What are the different option to check on data skew on tables ?
Below are the different method to check for data skew on a table / relation.
This is the most common and straight forward way to check for skew.
SELECT gp_segment_id, COUNT(*)
GROUP BY gp_segment_id
ORDER BY 1;
This will count the rows per segment and give you a good indication of the skew. This is very useful if you want to know the data distribution of a single table or a list of tables in the database.
The downside to this is, it physically counts the rows for this one table at at time. So you need to write command or build a script to check for skew for all tables in the database.
If you need to check the skew for all tables in the database , the view "gp_skew_coefficients" & "gp_skew_idle_fractions" under the gp_toolkit schema is a better option.
This view can be really time consuming if there are large number of relation and the data size of those relations is very huge ( as it has to scan large number of blocks ).

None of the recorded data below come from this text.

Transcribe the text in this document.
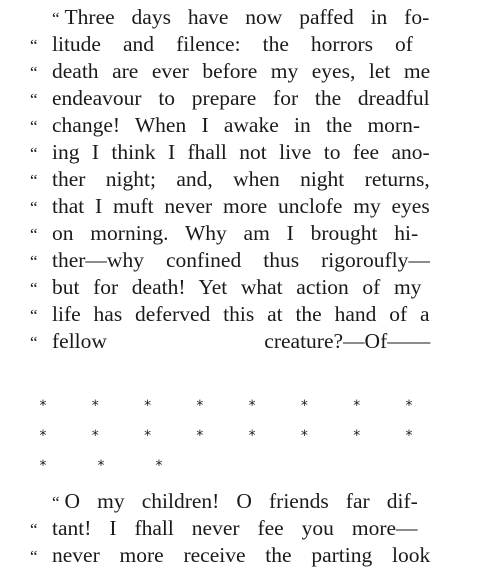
“ Three days have now paffed in fo-
“ litude and filence: the horrors of
“ death are ever before my eyes, let me
“ endeavour to prepare for the dreadful
“ change! When I awake in the morn-
“ ing I think I fhall not live to fee ano-
“ ther night; and, when night returns,
“ that I muft never more unclofe my eyes
“ on morning. Why am I brought hi-
“ ther—why confined thus rigoroufly—
“ but for death! Yet what action of my
“ life has deferved this at the hand of a
“ fellow creature?—Of——
*	*	*	*	*	*	*	*
*	*	*	*	*	*	*	*
*	*	*
“ O my children! O friends far dif-
“ tant! I fhall never fee you more—
“ never more receive the parting look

The alternative method of quickly checking the data skew is by checking the table/relation OS file size on all the segment, this method is described in details in the article and is much quicker when you want to check the data skew of the entire relation in a large database environment.
Once you identify the variation of data size (OS size) you can use the method 1 to further understand on how the data (records) is distributed across various segments.
Downside of this method is if the table is heavily bloated then the invalid tuple size is also taken into consideration, since the DML doesn't release the invalid OS pages hence the OS file size remain unaltered.